¡Voy a morir!
Ramona Ross, Tennessee, EE. UU.
Un día, mientras trabajaba como enfermera de una unidad de recuperación posquirúrgica muy concurrida, recibí una llamada acerca de un paciente llamado Bill que acababa de salir de una operación. Si bien deberían haberlo enviado a una unidad de cuidados intensivos, lo derivaron a mi sección porque no había lugar en esa unidad.
Poco después llegó el paciente con su familia; sentí alivio al ver que estaba despierto, que no había perdido el sentido de la orientación y que no parecía sentir dolor.
Después de tomarle los signos vitales y de mostrarles la habitación a él y a su familia, me dirigí al pasillo para anotar algo en su carpeta. En el preciso momento en que iba a escribir, escuché una voz que decía: “Regresa a la habitación”. Dejé de escribir y miré tras de mí, pero no había nadie allí. Pensé que había sido mi imaginación, pero entonces la escuché por segunda vez, sólo que más fuerte.
Volví de prisa a la habitación de Bill y vi que el tamaño del cuello se le había duplicado y le costaba respirar. Suponiendo que se le había perforado la carótida, apliqué presión directamente sobre el cuello con la mano derecha y con la izquierda llamé al neurorradiólogo que había realizado la intervención. El cirujano dijo que enviaría a un equipo para que se ocupara de Bill lo antes posible. “¡Y no deje de hacer presión con la mano!”, dijo.
Mientras seguía aplicándole presión, vi cerca de la cama de Bill un conocido libro de la Iglesia. “¿Usted es miembro de la Iglesia?”, le pregunté.
Intentó asentir y luego me dijo que era obrero de las ordenanzas del Templo de Atlanta, Georgia. Entonces, conteniendo las lágrimas, dijo: “¡Voy a morir!”.
Con firmeza, le respondí que no iba a morir: “Me voy a casar en el Templo de Atlanta el mes próximo y usted estará allí”. El equipo quirúrgico llegó y rápidamente se llevó a Bill.
Con la emoción de los planes de mi casamiento, durante el siguiente mes casi me olvidé de Bill, quien resultó haber tenido una reacción alérgica a los medicamentos. Entonces, mientras la directora de las obreras del templo me guiaba hacia el salón de sellamientos el día de mi casamiento, vi un rostro familiar: era la esposa de Bill, Georgia. Cuando le dije que estaba por casarme, fue a buscar a Bill y momentos antes de que comenzara la ceremonia, se abrió la puerta y él entró. Ese día, tras semanas de dolores de cabeza, náuseas y fatiga, Bill se había sentido lo suficientemente bien para viajar hasta el templo, sin saber que ése era el día de mi casamiento.
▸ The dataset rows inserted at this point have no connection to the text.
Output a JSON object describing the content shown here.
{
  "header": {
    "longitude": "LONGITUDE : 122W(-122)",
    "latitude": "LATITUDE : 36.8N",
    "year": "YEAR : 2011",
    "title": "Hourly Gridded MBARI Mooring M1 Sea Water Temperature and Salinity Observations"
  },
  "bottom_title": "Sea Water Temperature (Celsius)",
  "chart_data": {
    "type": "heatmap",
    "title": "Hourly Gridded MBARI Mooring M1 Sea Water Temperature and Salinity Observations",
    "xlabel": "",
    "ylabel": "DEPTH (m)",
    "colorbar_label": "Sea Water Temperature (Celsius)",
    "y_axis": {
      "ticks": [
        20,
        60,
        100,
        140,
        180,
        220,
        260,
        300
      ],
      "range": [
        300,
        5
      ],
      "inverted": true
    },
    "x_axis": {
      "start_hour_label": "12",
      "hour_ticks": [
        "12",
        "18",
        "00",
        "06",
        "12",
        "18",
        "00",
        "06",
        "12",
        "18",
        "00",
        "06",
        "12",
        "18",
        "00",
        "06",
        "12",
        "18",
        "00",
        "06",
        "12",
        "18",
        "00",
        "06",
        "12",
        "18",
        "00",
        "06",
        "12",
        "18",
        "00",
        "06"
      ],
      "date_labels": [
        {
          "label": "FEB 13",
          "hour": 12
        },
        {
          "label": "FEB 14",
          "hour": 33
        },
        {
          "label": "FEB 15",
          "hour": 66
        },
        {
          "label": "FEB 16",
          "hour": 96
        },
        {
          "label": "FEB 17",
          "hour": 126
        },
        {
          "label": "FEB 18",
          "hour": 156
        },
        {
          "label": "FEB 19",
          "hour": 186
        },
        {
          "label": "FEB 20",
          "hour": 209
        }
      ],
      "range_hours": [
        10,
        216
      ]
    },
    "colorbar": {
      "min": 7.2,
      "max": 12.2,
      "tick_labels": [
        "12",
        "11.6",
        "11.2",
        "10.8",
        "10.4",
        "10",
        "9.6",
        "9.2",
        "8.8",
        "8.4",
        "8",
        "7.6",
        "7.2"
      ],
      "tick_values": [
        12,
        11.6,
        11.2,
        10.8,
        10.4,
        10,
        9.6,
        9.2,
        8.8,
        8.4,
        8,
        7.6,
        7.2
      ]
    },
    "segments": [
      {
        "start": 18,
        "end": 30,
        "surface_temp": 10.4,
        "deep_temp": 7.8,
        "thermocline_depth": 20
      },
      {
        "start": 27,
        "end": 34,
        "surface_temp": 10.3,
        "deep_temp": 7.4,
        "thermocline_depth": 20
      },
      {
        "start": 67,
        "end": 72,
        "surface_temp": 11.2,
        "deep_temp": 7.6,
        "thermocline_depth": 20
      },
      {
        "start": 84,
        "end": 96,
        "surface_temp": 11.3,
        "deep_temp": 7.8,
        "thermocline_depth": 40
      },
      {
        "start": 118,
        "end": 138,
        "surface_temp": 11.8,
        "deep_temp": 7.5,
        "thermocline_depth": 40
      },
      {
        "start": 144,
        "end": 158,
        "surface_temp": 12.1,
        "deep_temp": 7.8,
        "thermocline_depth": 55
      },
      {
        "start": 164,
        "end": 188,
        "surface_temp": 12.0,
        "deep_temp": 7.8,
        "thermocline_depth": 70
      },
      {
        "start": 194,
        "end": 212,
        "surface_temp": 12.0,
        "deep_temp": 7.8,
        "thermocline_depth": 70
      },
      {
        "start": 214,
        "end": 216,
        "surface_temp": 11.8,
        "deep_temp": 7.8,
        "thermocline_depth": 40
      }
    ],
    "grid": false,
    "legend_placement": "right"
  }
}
Dos años después, mi esposo y yo fuimos llamados como obreros de las ordenanzas del Templo de Nashville, Tennessee. Cuando llegamos al templo para ser apartados, un caballero me abrió la puerta y dijo: “¡Bienvenida al Templo de Nashville!”; era el hermano Bill.
Prestamos servicio juntos durante tres años. Bill les decía a todos que yo le había salvado la vida, pero yo sabía que había sido el Señor el que lo había salvado y, en el proceso, Él me había enseñado acerca de la importancia de dar oído a las impresiones del Espíritu.